DKI Perpanjang PPKM Mikro, Berikut Tempat Wisata dan Rekreasi yang Ditutup Sementara

Selain itu, Disparekraf juga menunda penilaian protokol kesehatan terhadap sektor usaha yang telah mengajukan izin untuk kembali beroperasional.

Yunita Amalia
Oleh Yunita Amalia - Reporter
DKI Perpanjang PPKM Mikro, Berikut Tempat Wisata dan Rekreasi yang Ditutup Sementara
Kursi studio 1 CGV Blitz Bella Terra. ©2021 Liputan6.com/Johan Tallo

Pemerintah Provinsi DKI Jakarta memutuskan untuk memperpanjang PPKM Mikro selama dua pekan, terhitung sejak 22 Juni hingga 5 Juli 2021. Akibat dari pembatasan ini, sejumlah sektor pariwisata dan rekreasi ditutup untuk sementara.

Berdasarkan Surat Keputusan Dinas Pariwisata dan Ekonomi Kreatif Nomor 419 Tahun 2012, setidaknya ada 11 kegiatan atau aktivitas yang dilarang sementara, yaitu;

- Salon

- Arena Golf

- Pertemuan/seminar di hotel atau gedung pertemuan khusus

- Museum/galeri

- Wisata tirta

- Pusat kebugaran

- Bioskop

- Arena bowling

- Gelanggang renang

- Arena permainan anak

- Rumah khusus minuman beralkohol

Selain itu, Disparekraf juga menunda penilaian protokol kesehatan terhadap sektor usaha yang telah mengajukan izin untuk kembali beroperasional.

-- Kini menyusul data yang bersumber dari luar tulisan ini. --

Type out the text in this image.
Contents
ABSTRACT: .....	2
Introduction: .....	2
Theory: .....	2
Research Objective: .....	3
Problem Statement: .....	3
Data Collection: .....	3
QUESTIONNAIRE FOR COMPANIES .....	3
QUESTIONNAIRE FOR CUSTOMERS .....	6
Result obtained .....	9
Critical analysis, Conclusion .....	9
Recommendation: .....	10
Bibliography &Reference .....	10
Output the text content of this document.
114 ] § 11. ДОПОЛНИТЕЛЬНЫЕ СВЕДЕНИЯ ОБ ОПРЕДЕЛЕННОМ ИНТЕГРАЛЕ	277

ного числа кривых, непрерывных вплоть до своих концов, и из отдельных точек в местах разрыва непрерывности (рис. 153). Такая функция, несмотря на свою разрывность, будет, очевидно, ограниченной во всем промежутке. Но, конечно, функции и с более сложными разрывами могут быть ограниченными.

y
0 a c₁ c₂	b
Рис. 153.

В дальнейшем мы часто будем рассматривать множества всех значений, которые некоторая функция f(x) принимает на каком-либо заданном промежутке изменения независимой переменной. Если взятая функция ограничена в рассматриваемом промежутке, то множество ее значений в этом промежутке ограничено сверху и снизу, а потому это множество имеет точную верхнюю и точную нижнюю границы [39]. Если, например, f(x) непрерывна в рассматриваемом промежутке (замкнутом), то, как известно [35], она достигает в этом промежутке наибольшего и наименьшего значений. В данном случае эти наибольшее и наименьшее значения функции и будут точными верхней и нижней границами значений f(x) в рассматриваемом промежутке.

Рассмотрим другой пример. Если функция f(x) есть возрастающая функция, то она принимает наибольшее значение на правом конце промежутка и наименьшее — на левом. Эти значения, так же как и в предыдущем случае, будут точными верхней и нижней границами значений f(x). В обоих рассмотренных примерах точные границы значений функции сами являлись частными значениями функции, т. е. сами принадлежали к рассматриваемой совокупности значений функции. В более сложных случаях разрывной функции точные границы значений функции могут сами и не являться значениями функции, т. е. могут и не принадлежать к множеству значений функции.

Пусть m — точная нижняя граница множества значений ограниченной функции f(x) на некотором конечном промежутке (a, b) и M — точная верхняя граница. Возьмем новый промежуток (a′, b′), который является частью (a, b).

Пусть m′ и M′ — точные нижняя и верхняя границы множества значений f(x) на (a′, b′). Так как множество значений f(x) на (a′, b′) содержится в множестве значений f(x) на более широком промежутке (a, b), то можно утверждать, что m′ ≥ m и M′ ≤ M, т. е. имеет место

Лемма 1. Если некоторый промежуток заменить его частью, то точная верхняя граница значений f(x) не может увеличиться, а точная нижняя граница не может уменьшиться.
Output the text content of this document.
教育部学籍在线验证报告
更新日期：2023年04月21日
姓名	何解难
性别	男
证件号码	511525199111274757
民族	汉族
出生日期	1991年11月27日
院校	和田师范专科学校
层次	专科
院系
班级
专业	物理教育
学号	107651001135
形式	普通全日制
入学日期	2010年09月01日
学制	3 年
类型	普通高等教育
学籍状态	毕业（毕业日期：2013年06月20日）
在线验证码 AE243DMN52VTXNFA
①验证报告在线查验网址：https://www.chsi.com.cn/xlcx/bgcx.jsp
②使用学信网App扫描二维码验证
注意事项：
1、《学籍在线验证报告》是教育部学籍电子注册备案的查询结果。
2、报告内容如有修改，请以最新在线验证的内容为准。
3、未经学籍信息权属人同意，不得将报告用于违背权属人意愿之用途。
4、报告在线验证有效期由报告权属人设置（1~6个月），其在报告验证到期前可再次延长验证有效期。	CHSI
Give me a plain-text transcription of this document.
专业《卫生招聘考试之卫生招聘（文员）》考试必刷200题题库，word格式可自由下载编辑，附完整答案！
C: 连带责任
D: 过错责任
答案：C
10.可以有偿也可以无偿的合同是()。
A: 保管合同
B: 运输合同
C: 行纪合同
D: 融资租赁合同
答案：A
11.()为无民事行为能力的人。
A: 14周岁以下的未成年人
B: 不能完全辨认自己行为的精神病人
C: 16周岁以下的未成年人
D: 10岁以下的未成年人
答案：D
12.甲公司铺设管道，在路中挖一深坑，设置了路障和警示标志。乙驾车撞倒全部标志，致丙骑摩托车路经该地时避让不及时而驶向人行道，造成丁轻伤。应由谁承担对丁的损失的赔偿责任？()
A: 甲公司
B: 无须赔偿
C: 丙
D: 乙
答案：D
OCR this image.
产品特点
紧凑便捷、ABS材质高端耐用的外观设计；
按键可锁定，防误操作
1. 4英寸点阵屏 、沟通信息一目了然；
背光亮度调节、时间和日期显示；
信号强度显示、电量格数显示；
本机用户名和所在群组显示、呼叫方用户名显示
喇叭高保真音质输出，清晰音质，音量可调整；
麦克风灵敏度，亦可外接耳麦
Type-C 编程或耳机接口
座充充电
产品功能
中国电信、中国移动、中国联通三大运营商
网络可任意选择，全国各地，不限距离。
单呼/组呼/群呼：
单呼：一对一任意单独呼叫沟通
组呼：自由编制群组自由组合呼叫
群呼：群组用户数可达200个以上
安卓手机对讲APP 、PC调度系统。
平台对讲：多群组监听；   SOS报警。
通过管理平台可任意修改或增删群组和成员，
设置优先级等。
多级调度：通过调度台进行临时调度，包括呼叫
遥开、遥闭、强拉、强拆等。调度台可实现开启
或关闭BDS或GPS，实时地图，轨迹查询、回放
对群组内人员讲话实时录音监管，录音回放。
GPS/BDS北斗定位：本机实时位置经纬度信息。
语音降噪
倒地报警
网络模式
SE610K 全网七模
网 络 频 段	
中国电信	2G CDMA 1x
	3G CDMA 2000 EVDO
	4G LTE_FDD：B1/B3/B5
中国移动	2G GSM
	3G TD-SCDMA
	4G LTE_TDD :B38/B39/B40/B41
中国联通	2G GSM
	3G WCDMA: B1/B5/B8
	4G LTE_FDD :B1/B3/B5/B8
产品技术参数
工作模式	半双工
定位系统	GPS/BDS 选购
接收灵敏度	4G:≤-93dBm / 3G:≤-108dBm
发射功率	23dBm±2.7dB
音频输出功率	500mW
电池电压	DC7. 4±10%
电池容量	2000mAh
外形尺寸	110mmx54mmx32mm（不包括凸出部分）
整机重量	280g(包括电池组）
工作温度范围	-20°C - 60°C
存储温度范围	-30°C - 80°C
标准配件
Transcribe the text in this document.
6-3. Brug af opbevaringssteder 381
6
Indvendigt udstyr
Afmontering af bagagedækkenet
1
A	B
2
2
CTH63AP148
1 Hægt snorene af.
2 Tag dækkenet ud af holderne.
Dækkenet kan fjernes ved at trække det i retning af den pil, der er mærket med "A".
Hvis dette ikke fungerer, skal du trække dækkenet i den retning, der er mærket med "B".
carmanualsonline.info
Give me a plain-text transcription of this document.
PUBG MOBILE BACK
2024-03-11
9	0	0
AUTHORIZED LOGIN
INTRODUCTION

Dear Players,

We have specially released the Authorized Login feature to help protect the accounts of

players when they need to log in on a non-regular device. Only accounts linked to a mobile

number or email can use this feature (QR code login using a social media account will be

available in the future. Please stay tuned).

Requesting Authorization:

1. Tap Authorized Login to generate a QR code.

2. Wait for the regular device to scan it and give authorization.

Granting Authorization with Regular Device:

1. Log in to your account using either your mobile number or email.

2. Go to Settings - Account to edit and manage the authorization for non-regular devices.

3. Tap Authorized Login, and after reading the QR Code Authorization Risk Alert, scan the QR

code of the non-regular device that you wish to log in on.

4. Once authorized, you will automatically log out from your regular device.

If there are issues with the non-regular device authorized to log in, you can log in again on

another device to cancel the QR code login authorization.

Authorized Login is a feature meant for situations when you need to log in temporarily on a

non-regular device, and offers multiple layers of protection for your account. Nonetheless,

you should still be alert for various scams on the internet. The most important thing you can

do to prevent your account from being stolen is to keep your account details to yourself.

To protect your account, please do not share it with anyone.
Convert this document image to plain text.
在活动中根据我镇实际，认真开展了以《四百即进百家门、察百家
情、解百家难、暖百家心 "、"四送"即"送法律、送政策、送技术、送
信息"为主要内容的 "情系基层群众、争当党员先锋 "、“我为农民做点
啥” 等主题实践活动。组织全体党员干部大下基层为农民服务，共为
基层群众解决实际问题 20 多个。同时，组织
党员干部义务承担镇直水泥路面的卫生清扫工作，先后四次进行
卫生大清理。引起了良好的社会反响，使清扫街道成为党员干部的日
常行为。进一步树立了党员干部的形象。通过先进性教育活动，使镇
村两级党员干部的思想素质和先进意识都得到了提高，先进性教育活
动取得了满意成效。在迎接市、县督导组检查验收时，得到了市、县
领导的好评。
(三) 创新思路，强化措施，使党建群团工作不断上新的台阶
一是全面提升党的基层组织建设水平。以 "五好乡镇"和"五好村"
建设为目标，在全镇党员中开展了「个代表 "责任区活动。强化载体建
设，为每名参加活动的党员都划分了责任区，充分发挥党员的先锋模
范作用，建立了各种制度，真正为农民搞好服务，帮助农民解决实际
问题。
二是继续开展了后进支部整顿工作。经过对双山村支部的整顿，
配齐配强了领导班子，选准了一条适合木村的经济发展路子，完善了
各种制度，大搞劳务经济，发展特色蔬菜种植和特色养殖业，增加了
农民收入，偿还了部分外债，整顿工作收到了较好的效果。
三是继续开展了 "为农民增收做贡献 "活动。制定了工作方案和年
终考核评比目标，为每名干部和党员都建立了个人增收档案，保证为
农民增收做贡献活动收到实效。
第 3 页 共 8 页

"Pelaksanaan kegiatan peninjauan serta penilaian protokol kesehatan pada permohonan pembukaan kembali usaha pariwisata ditunda untuk sementara waktu," demikian diktum kelima dari SK Disparekraf, dikutip Rabu (23/6).

Sementara itu, masih ada aktivitas yang masih bisa dilakukan di masa PPKM Mikro, namun dengan pembatasan ketat seperti;

Rumah makan atau restoran hanya melayani maksimal pengunjung 25 persen. Jam wajib tutup pukul 8 malam. Lebih mengutamakan pelayanan antar saji. Dilarang pula kegiatan live music.

Akad nikah dan resepsi di gedung pertemuan atau hotel hanya diizinkan maksimal tamu 30 orang atau 25 persen dari kapasitas tempat.

Penyelenggara acara juga dilarang menyediakan sajian makanan di tempat.